Other uses and disclosures of medical information not covered by this notice or the laws that apply to us will be made only with your written authorization. If you provide us authorization to use or disclose medical information about you, you may revoke that authorization, in writing, at any time. If you revoke your authorization, we will no longer use or disclose medical information about you for the reasons covered by your written authorization. You understand that we are unable to take back any disclosures we have already made with your authorization, and that we are required to retain our records of the care that we provided to you.

Obligations of West Branch Regional Medical Center and Physicians
We are required to:

  • Maintain the privacy of protected health information;
  • Provide you with this notice of its legal duties and privacy practices with respect to your health information;
  • Abide by the terms of this notice;
  • Notify you if we are unable to agree to a requested restriction on how your information is used or disclosed;
  • Accommodate reasonable requests you may make to communicate health information by alternative means or at alternative locations; and
  • Obtain your written authorization to use or disclose your health information for reasons other than those listed above and permitted under law.

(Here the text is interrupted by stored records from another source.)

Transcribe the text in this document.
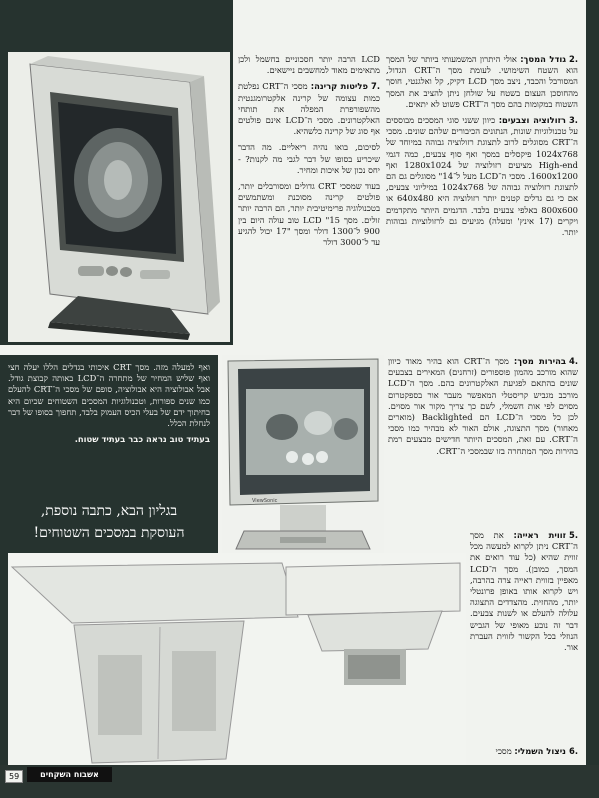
ViewSonic

.2גודל המסך: אולי היתרון המשמעותי ביותר של המסך הוא השטח השימושי. לעומת מסך ה־CRT הגדול, המסורבל והכבד, ניצב מסך LCD דקיק, קל ואלגנטי, חוסך מהחוסכן העצום בשטח על שולחן ניתן להציב את המסך השטוח במקומות בהם מסך ה־CRT פשוט לא יתאים.

.3רזולוציה וצבעים: כיוון ששני סוגי המסכים מבוססים על טכנולוגיות שונות, הנתונים הכיבורים שלהם שונים. מסכי ה־CRT מסוגלים לרוב לתצוגת רזולוציה גבוהה במיוחד של 1024x768 פיקסלים במסך ואף סוף צבעים, כמה דגמי High-end מציעים רזולוציה של 1280x1024 ואף 1600x1200. מסכי ה־LCD מעל ל־14" מסוגלים גם הם לתצוגת רזולוציה גבוהה של 1024x768 במיליוני צבעים, אם כי גם גדלים קטנים יותר רזולוציה היא 640x480 או 800x600 באלפי צבעים בלבד. הדגמים היותר מתקדמים ויקרים (17 אינץ' ומעלה) מגיעים גם לרזולוציות גבוהות יותר.

LCD הרבה יותר חסכוניים בחשמל ולכן מתאימים מאוד למחשבים ניישאים.

.7פליטות קרינה: מסכי ה־CRT נפלטת כמות עצומה של קרינה אלקטרומגנטית מהשפורפרת המפלה את תותחי האלקטרונים. מסכי ה־LCD אינם פולטים אף סוג של קרינה כלשהיא.

לסיכום, בואו נהיה ריאליים. מה הדבר שיכריע בסופו של דבר לגבי מה לקנות? - יחס נכון של איכות ומחיר.

בעוד שמסכי CRT גדולים ומסורבלים יותר, פולטים קרינה מסוכנת ומשתמשים בטכנולוגיה פרימיטיבית יותר, הם הרבה יותר זולים. מסך LCD "15 טוב עולה היום בין 900 ל־1300 דולר ומסך "17 יכול להגיע עד ל־3000 דולר

.4בהירות מסך: מסך ה־CRT הוא בהיר מאוד כיוון שהוא מורכב מהמון פוספורים (זרחנים) המאירים בצבעים שונים בהתאם לפגיעת האלקטרונים בהם. מסך ה־LCD מורכב מגביש קריסטלי המאפשר מעבר אור בספקטרום מסוים לפי אות חשמלי, לשם כך צריך מקור אור מסוים. לכן כל מסכי ה־LCD הם Backlighted (מוארים מאחור) מסך התצוגה, אולם האור לא מבהיר כמו מסכי ה־CRT. עם זאת, המסכים היותר חדישים מבצעים רמת בהירות מסך המתחרה בזו שבמסכי ה־CRT.

.5זווית ראייה: את מסך ה־CRT ניתן לקרוא למעשה מכל זווית שהיא (כל עוד רואים את המסך, כמובן). מסך ה־LCD מאפיין בזווית ראייה צרה בהרבה, ויש לקרוא אותו באופן פרונטלי יותר, מהחזית. מהצדדים התצוגה עלולה להעלם או לשנות צבעים. דבר זה נובע מאופי של הגביש הנוזלי בכל הקשור לזווית העברת אור.

.6ניצול השמלי: מסכי

ואף למעלה מזה. מסך CRT איכותי בגדלים הללו יעלה חצי ואף שליש המחיר של מתחרה ה־LCD באותה קבוצת גודל. אבל אבולוציה היא אבולוציה, סופם של מסכי ה־CRT להעלם כמו שנים ספורות, וטכנולוגיות המסכים השטוחים שכיום היא בחיתוך ידם של בעלי הכיס העמוק בלבד, תחפוך בסופו של דבר לנחלת הכלל.

בעתיד טוב נראה כבר בעתיד שטוח.

בגליון הבא, כתבה נוספת,
העוסקת במסכים השטוחים!
59	אשבוח השקחים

We reserve the right to change our information practices and to make the provisions effective for all protected health information we maintain. We will make revised notices available to you by posting a copy of the current notice at West Branch Regional Medical Center. Each time you register at or are admitted to the West Branch Medical Center for treatment or health care services as an inpatient or outpatient, we will offer you a copy of the current notice then in effect.